Dancehall

Sean Paul Talks Bridging Gap Between Reggae/Dancehall & Latin Music

Sean Paul: "Within the last year, I’ve been gravitating more towards that Latin community"

Sean Paul
Sean Paul

Sean Paul’s continued rise as a global superstar is worth studying as the Jamaican-born artist is slowly becoming a force to be reckoned with in the Latin music arena.

Sean Paul’s connection to the Spanish fans is worth studying as he’s been growing as a crossover artist, and many, if not all, of his songs have been accepted by fans. Sean Paul’s recent No. 1 track, “Nina Bonita,” with Colombian artist Feid, is just one of almost a dozen songs that he’s made for his Latin music fans, and he’s not done collaborating.

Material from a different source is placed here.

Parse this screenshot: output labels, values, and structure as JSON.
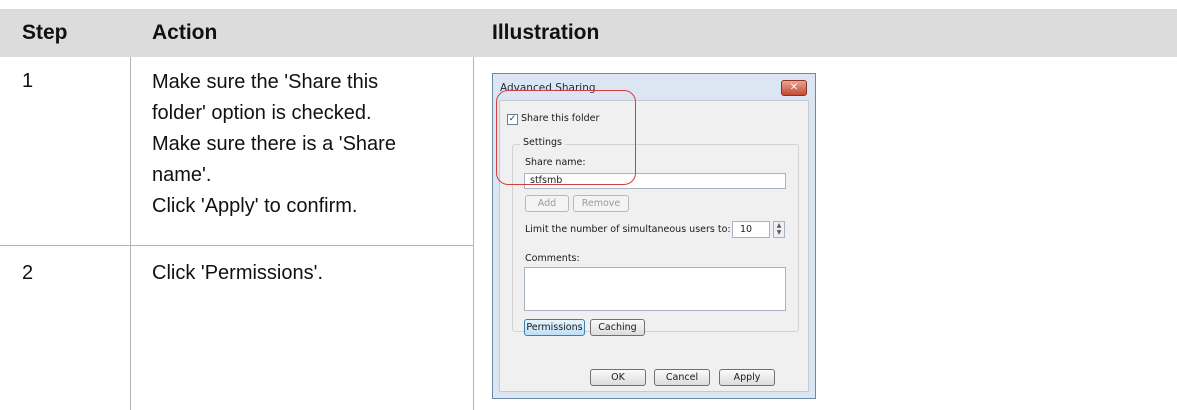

While on the Kelly Clarkson show, SP debuted a performance of his latest track “Dem Time Deh” ft Manuel Turizo. The song is also a crossover track with Turizo starting with the opening chorus, and while Sean Paul’s growing Spanish is impressive, he also infuses his dancehall lyrical prowess that gives the song a big boost while the underlying melody has a feel-good effect.

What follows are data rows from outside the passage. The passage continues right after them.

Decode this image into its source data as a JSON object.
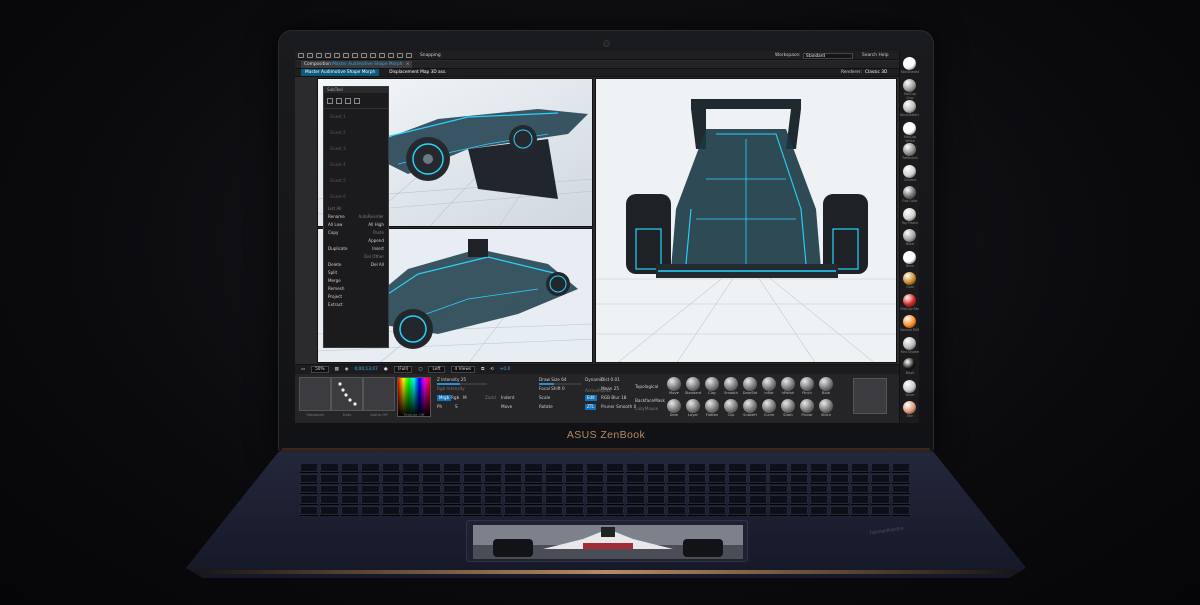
{
  "laptop": {
    "brand": "ASUS ZenBook",
    "keyboard_logo": "harman/kardon"
  },
  "topbar": {
    "snapping_label": "Snapping",
    "workspace_label": "Workspace:",
    "workspace_value": "Standard",
    "search_label": "Search Help"
  },
  "tabs": {
    "composition_label": "Composition",
    "composition_name": "Master Audimotive Shape Morph",
    "subtabs": [
      "Master Audimotive Shape Morph",
      "Displacement Map 3D ass."
    ],
    "renderer_label": "Renderer:",
    "renderer_value": "Classic 3D"
  },
  "palette": {
    "title": "SubTool",
    "ghost_items": [
      "Gvest 1",
      "Gvest 2",
      "Gvest 3",
      "Gvest 4",
      "Gvest 5",
      "Gvest 6"
    ],
    "list_all_label": "List All",
    "rows": [
      [
        "Rename",
        "AutoReorder"
      ],
      [
        "All Low",
        "All High"
      ],
      [
        "Copy",
        "Paste"
      ],
      [
        "",
        "Append"
      ],
      [
        "Duplicate",
        "Insert"
      ],
      [
        "",
        "Del Other"
      ],
      [
        "Delete",
        "Del All"
      ],
      [
        "Split",
        ""
      ],
      [
        "Merge",
        ""
      ],
      [
        "Remesh",
        ""
      ],
      [
        "Project",
        ""
      ],
      [
        "Extract",
        ""
      ]
    ]
  },
  "midbar": {
    "zoom": "50%",
    "timecode": "0;00;13;07",
    "resolution": "(Full)",
    "view": "Left",
    "views": "4 Views",
    "offset": "+0.0"
  },
  "bottompanel": {
    "thumb_labels": [
      "Standard",
      "Dots",
      "Alpha Off",
      "Texture Off"
    ],
    "controls": {
      "intensity": "Z Intensity 25",
      "rgb_intensity": "Rgb Intensity",
      "mrgb": "Mrgb",
      "rgb": "Rgb",
      "m": "M",
      "zadd": "Zadd",
      "zsub": "Zsub",
      "zcut": "Zcut",
      "focal_shift": "Focal Shift 0",
      "draw_size": "Draw Size 64",
      "dynamic": "Dynamic",
      "activepoints": "ActivePoints",
      "totalpoints": "TotalPoints",
      "lazymouse": "LazyMouse",
      "backfacemask": "BackfaceMask",
      "ztl": "ZTL",
      "ph": "Ph",
      "s": "S",
      "indent": "Indent",
      "edit": "Edit",
      "move": "Move",
      "scale": "Scale",
      "rotate": "Rotate",
      "dist": "Dist 0.01",
      "mean": "Mean 25",
      "topological": "Topological",
      "rgb_blur": "RGB Blur 18",
      "pruner": "Pruner Smooth 0"
    },
    "brushes": [
      "Move",
      "Standard",
      "Clay",
      "Smooth",
      "DamStd",
      "Inflat",
      "hPolish",
      "Pinch",
      "Blob",
      "Dam",
      "Layer",
      "Flatten",
      "Clip",
      "SnakeH",
      "Curve",
      "Slash",
      "Planar",
      "Stitch"
    ]
  },
  "shelf": {
    "materials": [
      "SkinShade4",
      "MatCap Gray",
      "BasicMaterial",
      "MatCap White",
      "Reflected",
      "Chrome",
      "Flat Color",
      "Toy Plastic",
      "Metal",
      "Blinn",
      "Gold",
      "MatCap Red",
      "Normal RGB",
      "Fast Shader",
      "Black",
      "Silver",
      "Skin"
    ]
  }
}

While speaking to Clarkson, Sean Paul spoke about growing up with all kinds of musical influence and revealed that he listened to Kenny Rogers and Willie Nelson as a kid as many Jamaicans loved his music.

As for the song title, Sean Paul said the song title meant “back in those days,” which is what they were going for when they met to record the song.

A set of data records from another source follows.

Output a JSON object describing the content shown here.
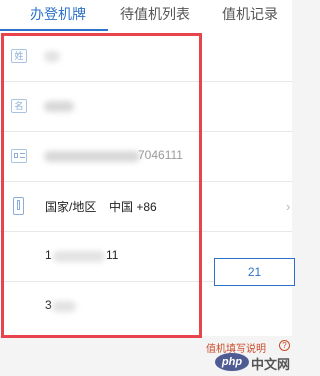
{
  "tabs": [
    {
      "label": "办登机牌",
      "active": true
    },
    {
      "label": "待值机列表",
      "active": false
    },
    {
      "label": "值机记录",
      "active": false
    }
  ],
  "form": {
    "surname": {
      "icon": "name-icon",
      "icon_text": "姓"
    },
    "given_name": {
      "icon": "name-icon",
      "icon_text": "名"
    },
    "id_number": {
      "icon": "id-card-icon",
      "value_visible": "7046111"
    },
    "country": {
      "icon": "phone-icon",
      "label": "国家/地区",
      "value": "中国 +86"
    },
    "phone": {
      "value_prefix": "1",
      "value_suffix": "11"
    },
    "code": {
      "value_prefix": "3",
      "button_label": "21"
    }
  },
  "footer": {
    "help_link": "值机填写说明",
    "help_icon_text": "?"
  },
  "watermark": {
    "php_badge": "php",
    "site_text": "中文网"
  },
  "colors": {
    "accent": "#2d72c8",
    "highlight_border": "#e8444c",
    "link": "#c84a2a"
  }
}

“I was trying to bridge the gap between reggaeton and dancehall music or reggae music because we’re in such close proximity to Puerto Rico, Dominican Republic, Cuba but we don’t speak the language, but we do speak music though,” the artiste said about the underlying vibe he and Manuel wanted to get through.

“I try to bridge that gap or make the connection stronger with my Latin fans. [That’s why] I try to do, you know, a couple words or a hook in Spanish every now and then,” SP continued. “Within the last year, I’ve been gravitating more towards that Latin community, just to reach out and have them feeling closer to my career and music. This year alone, I’ve been able to do quite a few songs in the Latin community.”

In the meantime, the set for the performance was reminiscent of the 1990s dance scene, featuring large boom boxes and similar-looking carpets from that era.

In the meantime, the song “Dem Time Deh” is out on all platforms.